The speed of transition has been overestimated. Data from the STM Report 2015 shows that in the last 10 years Gold OA articles have increased from about 3 percent to 13 percent of the total produced each year. At the same time, due to the growth of the market, overall numbers of articles and journals in the subscription-licensing based model continue to grow.
Further, the STM notes that the use of subscriptions and the origin of papers are mismatched. Subscriptions are spread around a broad spectrum of over 15000 institutions worldwide. The producers of papers are much more concentrated in a smaller set of highly research intensive institutions. A full Gold transition would envisage the research universities bearing a higher proportion of the overall costs than at present while the less research intensive would have their information costs dramatically reduced.
The MPDL median APC figure of €2000 does not reflect the current mixed market of mainly subscription based resources and is too low for a 100 percent Gold universe. The MPDL estimate of €2000 as a median APC is much lower than the €2495 estimated by the Wellcome Trust. MPDL advocates retaining existing journals with the current level of service, but the model needs to account for the associated costs. Many hybrid journals, whose APCs are accounted for in the Wellcome Trust estimate, have higher costs because they are more selective than the sound science journals that dominate the fully-OA market. In a 100% Gold universe, APCs would also need to cover the significant infrastructure costs currently sustained by subscriptions. Because it is not just libraries who pay for journals, research funders and corporations should also be included in this dialogue now and in the future, notes STM.

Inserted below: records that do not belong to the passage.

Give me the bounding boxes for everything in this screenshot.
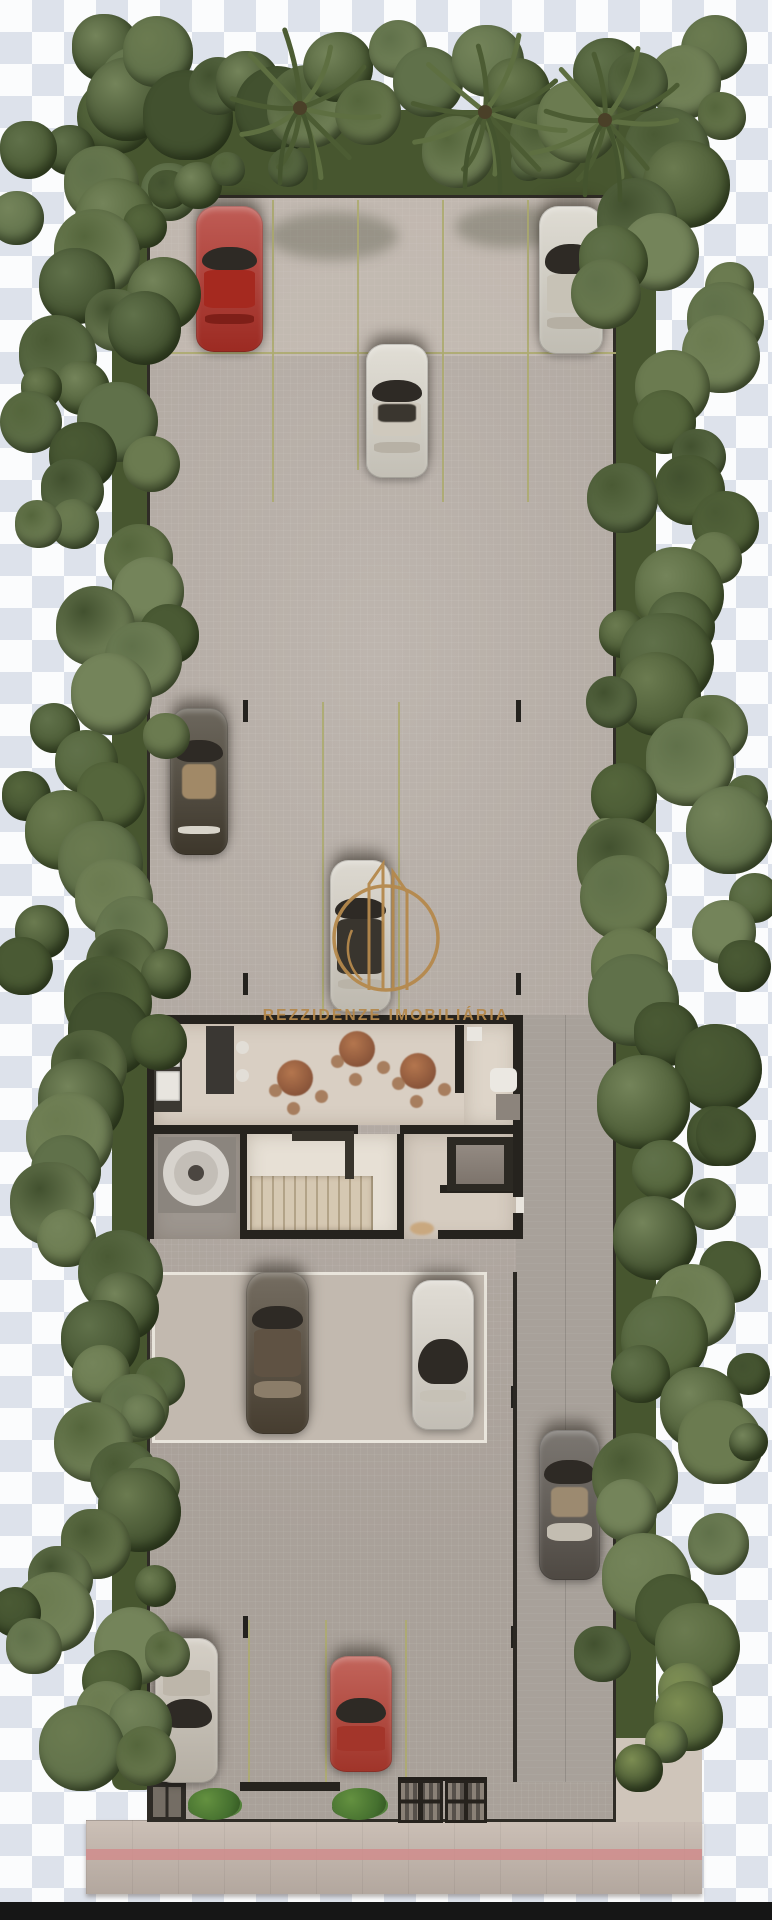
car-gray-right	[539, 1430, 600, 1580]
car-windshield	[544, 1460, 594, 1484]
pantry-sink	[490, 1068, 517, 1092]
building-wall	[397, 1134, 404, 1239]
bottom-black-bar	[0, 1902, 772, 1920]
dining-chair	[377, 1061, 390, 1074]
dining-chair	[269, 1084, 282, 1097]
bbq-grill	[398, 1780, 443, 1823]
tree-canopy	[574, 1626, 631, 1683]
entry-bush	[332, 1788, 386, 1820]
palm-trunk-icon	[478, 105, 492, 119]
site-plan-render: REZZIDENZE IMOBILIÁRIA	[0, 0, 772, 1920]
car-windshield	[336, 1698, 387, 1724]
emblem-tower-icon	[369, 864, 383, 990]
tree-canopy	[135, 1565, 177, 1607]
car-roof	[337, 1726, 384, 1752]
car-white-suv-covered	[412, 1280, 474, 1430]
stall-line-vertical	[325, 1620, 327, 1782]
palm-frond-icon	[478, 46, 486, 112]
car-roof	[254, 1329, 302, 1378]
car-white-sedan-top	[366, 344, 428, 478]
tree-canopy	[686, 786, 772, 873]
utility-box	[148, 1782, 186, 1822]
car-rear-window	[420, 1390, 466, 1402]
tree-canopy	[597, 1055, 690, 1148]
car-red-suv-top-left	[196, 206, 263, 352]
dining-table	[277, 1060, 313, 1096]
stall-tick	[243, 700, 248, 722]
palm-trunk-icon	[598, 113, 612, 127]
tree-canopy	[15, 500, 62, 547]
tree-canopy	[596, 1479, 657, 1540]
palm-tree	[205, 13, 395, 203]
stall-tick	[516, 700, 521, 722]
car-brown-covered	[246, 1272, 309, 1434]
kitchen-appliance	[156, 1071, 180, 1101]
car-windshield	[372, 380, 423, 401]
tree-canopy	[123, 436, 180, 493]
bbq-grill	[445, 1780, 487, 1823]
car-interior	[551, 1487, 588, 1517]
tree-canopy	[586, 676, 637, 727]
stall-line-vertical	[272, 352, 274, 502]
reception-bench	[292, 1131, 354, 1141]
palm-shadow	[268, 212, 398, 260]
dining-chair	[331, 1055, 344, 1068]
patio-rug-center	[188, 1165, 204, 1181]
car-red-bottom	[330, 1656, 392, 1772]
pantry-cabinet	[496, 1094, 520, 1120]
emblem-arc-icon	[348, 930, 362, 980]
brand-emblem: REZZIDENZE IMOBILIÁRIA	[246, 842, 526, 1032]
tree-canopy	[0, 191, 44, 246]
palm-frond-icon	[300, 67, 364, 108]
entry-bush	[188, 1788, 240, 1820]
tree-canopy	[571, 259, 641, 329]
bar-stool	[236, 1069, 249, 1082]
stall-line-vertical	[248, 1620, 250, 1782]
stall-line-vertical	[527, 200, 529, 352]
tree-canopy	[39, 1705, 126, 1792]
door-mark	[516, 1197, 524, 1213]
dining-chair	[410, 1095, 423, 1108]
car-rear-window	[178, 826, 221, 835]
tree-canopy	[688, 1513, 749, 1574]
building-wall	[438, 1230, 523, 1239]
brand-text: REZZIDENZE IMOBILIÁRIA	[263, 1007, 509, 1024]
tree-canopy	[587, 463, 657, 533]
palm-tree	[510, 25, 700, 215]
building-wall	[455, 1025, 464, 1093]
stall-line-vertical	[442, 352, 444, 502]
car-rear-window	[205, 314, 255, 324]
dining-table	[339, 1031, 375, 1067]
palm-frond-icon	[429, 65, 485, 112]
bar-stool	[236, 1041, 249, 1054]
car-windshield	[252, 1306, 304, 1329]
kitchen-island	[206, 1026, 234, 1094]
car-roof	[204, 270, 255, 308]
car-rear-window	[547, 1523, 592, 1541]
stall-line-vertical	[527, 352, 529, 502]
dining-chair	[438, 1083, 451, 1096]
tree-canopy	[632, 1140, 692, 1200]
building-wall	[240, 1134, 247, 1239]
car-rear-window	[254, 1381, 301, 1399]
stall-line-vertical	[272, 200, 274, 352]
stall-line-vertical	[357, 352, 359, 470]
dining-table	[400, 1053, 436, 1089]
building-wall	[243, 1230, 400, 1239]
brand-watermark: REZZIDENZE IMOBILIÁRIA	[246, 842, 526, 1032]
tree-canopy	[718, 940, 770, 992]
elevator-cab	[456, 1145, 504, 1184]
palm-frond-icon	[605, 120, 677, 124]
tree-canopy	[145, 1631, 190, 1676]
building-wall	[400, 1125, 523, 1134]
dining-chair	[315, 1090, 328, 1103]
car-rear-window	[374, 442, 420, 453]
car-windshield	[418, 1339, 469, 1384]
tree-canopy	[116, 1726, 176, 1786]
dining-chair	[349, 1073, 362, 1086]
lane-wall	[513, 1272, 517, 1782]
dining-chair	[287, 1102, 300, 1115]
tree-canopy	[108, 291, 181, 364]
sidewalk	[86, 1820, 702, 1894]
palm-frond-icon	[605, 120, 647, 168]
tree-canopy	[729, 1423, 767, 1461]
entry-wall	[240, 1782, 340, 1791]
staircase	[250, 1176, 373, 1230]
car-windshield	[202, 247, 257, 270]
stall-line-vertical	[442, 200, 444, 352]
stall-tick	[243, 1616, 248, 1638]
dining-chair	[392, 1077, 405, 1090]
palm-frond-icon	[300, 108, 379, 117]
palm-trunk-icon	[293, 101, 307, 115]
tree-canopy	[131, 1014, 187, 1070]
tree-canopy	[0, 121, 57, 178]
reception-bench	[345, 1141, 354, 1179]
tree-canopy	[143, 713, 190, 760]
car-interior	[182, 764, 217, 799]
car-interior	[378, 404, 415, 421]
stall-line-vertical	[357, 200, 359, 352]
stall-line-vertical	[405, 1620, 407, 1782]
deco-blob	[410, 1222, 434, 1235]
sidewalk-pink-stripe	[86, 1849, 702, 1860]
tree-canopy	[696, 1106, 757, 1167]
tree-canopy	[71, 653, 152, 734]
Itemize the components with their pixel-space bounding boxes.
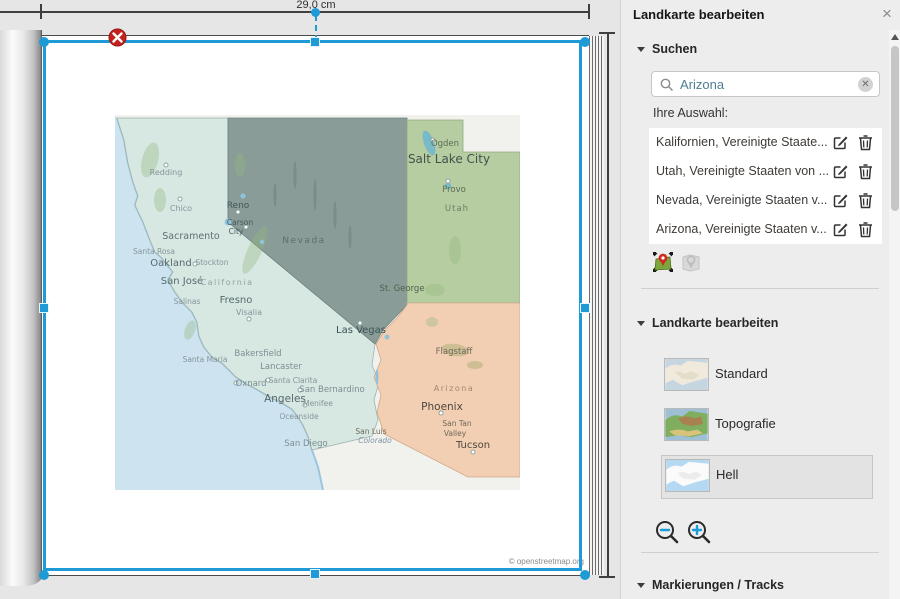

STM supports the so-called Gold or pay-to-publish route to OA as a sustainable way forward for open access publication, but recognises the need for green open access options. The Association also support the approach recommended by the Finch Group and others. The economics and politics of such a transition will be far from simple or easy.
Several pilots have been agreed between publishers and consortia or institutes that attempt to manage the transition to open access. These allow for both subscription access, and open access publishing minimising administrative obstacles or cost barriers.